- Barakat
- Coordinates: 14°18′51″N 33°32′04″E﻿ / ﻿14.314122°N 33.534372°E
- Country: Sudan
- State: Al Jazirah
- Elevation: 386 m (1,266 ft)

= Barakat, Sudan =

Barakat is a town in Al Jazirah state, Sudan. It lies on the west shore of the Blue Nile to the south of Wad Madani.

The extra long staple cotton named Sudan Barakat is planted in the irrigated fields of this region.
Sudan Barakat, which is entirely handpicked, is considered to be one of the world's highest quality cottons.
A 6,000 feddan pump irrigation scheme was started at Barakat in 1914.
The plan was launched by a group of English weaving companies called the Sudan Plantation Syndicate, which had already started a successful pump scheme at Taiba (Ţayyibat Ḩamad an Nīl) in 1910.
The town is home to the headquarters of the Sudan Gezira Board, which runs the Gezira-Managil Irrigation System.
A light railway runs through Barakat, used for carrying the cotton harvest.

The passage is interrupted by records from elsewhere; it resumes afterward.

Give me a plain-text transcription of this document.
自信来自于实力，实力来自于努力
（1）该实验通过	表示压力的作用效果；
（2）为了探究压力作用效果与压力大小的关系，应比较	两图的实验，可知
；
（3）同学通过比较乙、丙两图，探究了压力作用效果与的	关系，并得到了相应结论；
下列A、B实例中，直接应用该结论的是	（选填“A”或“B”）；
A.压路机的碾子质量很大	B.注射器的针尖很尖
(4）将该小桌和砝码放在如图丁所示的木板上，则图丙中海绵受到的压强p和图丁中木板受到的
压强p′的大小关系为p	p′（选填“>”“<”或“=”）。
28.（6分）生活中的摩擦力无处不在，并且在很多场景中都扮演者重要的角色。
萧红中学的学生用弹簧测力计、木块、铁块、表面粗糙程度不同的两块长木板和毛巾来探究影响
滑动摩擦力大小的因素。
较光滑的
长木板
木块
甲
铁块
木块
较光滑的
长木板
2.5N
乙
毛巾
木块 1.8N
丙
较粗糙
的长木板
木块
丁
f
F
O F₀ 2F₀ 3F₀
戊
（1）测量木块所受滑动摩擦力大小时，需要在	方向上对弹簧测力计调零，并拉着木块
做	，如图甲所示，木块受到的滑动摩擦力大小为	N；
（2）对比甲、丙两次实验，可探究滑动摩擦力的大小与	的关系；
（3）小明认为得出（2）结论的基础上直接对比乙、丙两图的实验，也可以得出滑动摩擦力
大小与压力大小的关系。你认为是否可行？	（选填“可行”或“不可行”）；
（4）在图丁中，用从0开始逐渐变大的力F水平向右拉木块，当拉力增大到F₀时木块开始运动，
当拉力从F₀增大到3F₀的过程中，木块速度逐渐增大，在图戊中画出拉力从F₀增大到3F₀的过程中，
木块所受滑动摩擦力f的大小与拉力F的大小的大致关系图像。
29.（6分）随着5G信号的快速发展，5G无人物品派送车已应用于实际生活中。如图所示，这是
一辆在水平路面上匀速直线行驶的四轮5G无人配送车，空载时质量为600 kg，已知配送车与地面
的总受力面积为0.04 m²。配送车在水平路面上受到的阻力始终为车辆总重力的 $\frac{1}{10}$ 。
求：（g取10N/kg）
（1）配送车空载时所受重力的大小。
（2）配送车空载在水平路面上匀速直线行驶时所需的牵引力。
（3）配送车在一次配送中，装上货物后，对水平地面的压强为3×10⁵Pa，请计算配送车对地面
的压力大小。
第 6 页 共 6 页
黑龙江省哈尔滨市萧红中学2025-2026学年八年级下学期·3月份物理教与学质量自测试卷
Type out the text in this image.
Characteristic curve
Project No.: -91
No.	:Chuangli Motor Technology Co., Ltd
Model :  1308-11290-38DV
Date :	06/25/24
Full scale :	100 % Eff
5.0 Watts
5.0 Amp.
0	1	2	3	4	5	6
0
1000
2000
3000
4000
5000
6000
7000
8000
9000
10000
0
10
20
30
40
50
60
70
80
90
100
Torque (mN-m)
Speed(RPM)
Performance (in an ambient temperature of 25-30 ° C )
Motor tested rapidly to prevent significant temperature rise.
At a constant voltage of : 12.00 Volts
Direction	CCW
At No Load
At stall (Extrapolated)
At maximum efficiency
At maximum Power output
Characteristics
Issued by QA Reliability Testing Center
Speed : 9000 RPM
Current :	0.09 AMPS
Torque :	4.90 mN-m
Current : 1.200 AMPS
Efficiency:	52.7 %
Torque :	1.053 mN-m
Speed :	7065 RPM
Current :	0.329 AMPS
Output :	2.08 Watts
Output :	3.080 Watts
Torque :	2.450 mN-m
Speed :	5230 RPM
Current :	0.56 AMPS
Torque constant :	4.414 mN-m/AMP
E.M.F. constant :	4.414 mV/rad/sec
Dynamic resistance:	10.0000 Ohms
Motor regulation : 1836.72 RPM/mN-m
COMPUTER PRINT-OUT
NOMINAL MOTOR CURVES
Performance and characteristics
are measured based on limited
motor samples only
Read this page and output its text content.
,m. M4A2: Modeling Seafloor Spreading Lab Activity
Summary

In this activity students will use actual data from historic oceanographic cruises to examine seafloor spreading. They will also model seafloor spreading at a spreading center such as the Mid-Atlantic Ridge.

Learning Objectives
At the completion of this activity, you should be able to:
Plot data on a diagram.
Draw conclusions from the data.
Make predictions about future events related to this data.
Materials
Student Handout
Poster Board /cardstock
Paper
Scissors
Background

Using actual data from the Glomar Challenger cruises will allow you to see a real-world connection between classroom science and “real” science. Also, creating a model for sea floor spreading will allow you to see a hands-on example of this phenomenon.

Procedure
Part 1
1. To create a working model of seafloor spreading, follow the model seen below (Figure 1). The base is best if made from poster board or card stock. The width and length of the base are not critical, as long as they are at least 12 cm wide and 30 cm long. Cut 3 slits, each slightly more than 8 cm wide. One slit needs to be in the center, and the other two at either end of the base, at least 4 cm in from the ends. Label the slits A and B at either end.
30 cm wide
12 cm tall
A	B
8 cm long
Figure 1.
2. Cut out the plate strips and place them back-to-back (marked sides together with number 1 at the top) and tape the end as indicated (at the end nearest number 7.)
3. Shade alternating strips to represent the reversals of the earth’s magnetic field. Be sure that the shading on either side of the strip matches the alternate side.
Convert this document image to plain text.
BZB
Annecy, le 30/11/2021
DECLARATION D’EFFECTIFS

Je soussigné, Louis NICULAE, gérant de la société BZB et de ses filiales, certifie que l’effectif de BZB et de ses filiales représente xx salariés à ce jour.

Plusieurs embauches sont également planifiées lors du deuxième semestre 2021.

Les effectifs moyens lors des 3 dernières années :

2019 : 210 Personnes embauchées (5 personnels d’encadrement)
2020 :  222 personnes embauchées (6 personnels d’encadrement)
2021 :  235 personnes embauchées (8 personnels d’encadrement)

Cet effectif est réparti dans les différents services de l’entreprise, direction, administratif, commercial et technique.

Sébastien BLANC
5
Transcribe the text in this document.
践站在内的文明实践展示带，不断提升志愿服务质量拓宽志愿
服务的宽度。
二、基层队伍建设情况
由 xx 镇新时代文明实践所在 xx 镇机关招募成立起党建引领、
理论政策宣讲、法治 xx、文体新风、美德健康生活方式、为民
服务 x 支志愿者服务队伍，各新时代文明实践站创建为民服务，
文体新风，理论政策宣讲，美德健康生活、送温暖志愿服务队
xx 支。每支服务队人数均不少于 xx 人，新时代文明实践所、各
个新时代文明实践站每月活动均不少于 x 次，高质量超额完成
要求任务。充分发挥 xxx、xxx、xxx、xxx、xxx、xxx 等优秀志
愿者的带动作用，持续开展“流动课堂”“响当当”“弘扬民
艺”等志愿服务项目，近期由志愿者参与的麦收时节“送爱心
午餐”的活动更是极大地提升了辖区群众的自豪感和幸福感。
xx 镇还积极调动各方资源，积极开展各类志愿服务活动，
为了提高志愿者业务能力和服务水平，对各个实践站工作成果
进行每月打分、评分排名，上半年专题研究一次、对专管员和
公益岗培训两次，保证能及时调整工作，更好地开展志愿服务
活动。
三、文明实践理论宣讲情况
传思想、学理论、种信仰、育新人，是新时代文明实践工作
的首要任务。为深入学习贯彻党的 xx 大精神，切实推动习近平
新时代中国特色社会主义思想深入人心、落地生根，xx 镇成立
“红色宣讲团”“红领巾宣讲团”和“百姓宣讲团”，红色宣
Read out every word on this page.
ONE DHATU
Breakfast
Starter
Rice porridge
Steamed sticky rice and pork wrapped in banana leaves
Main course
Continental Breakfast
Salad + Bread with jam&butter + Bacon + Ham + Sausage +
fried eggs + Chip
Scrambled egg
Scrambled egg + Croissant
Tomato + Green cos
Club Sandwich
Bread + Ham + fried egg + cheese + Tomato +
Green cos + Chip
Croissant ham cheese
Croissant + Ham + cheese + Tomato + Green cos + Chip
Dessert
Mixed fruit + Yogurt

The village of Shakaba is nearby. After the Battle of Karari (2 September 1898), in which the Mahdist forces of the Khalifa were defeated by an Anglo-Egyptian army under General Herbert Kitchener, the Mahdi's family was sent to Shakaba under government escort.
After hearing a rumor that the group was conducting Mahdist propaganda, a force of government troops fired on the group at random, killing Khalifa Muhammad Sharif and two of the Mahdi's sons, al-Fadil and al-Bushra.
A third son, Abd al-Rahman al-Mahdi, was badly wounded.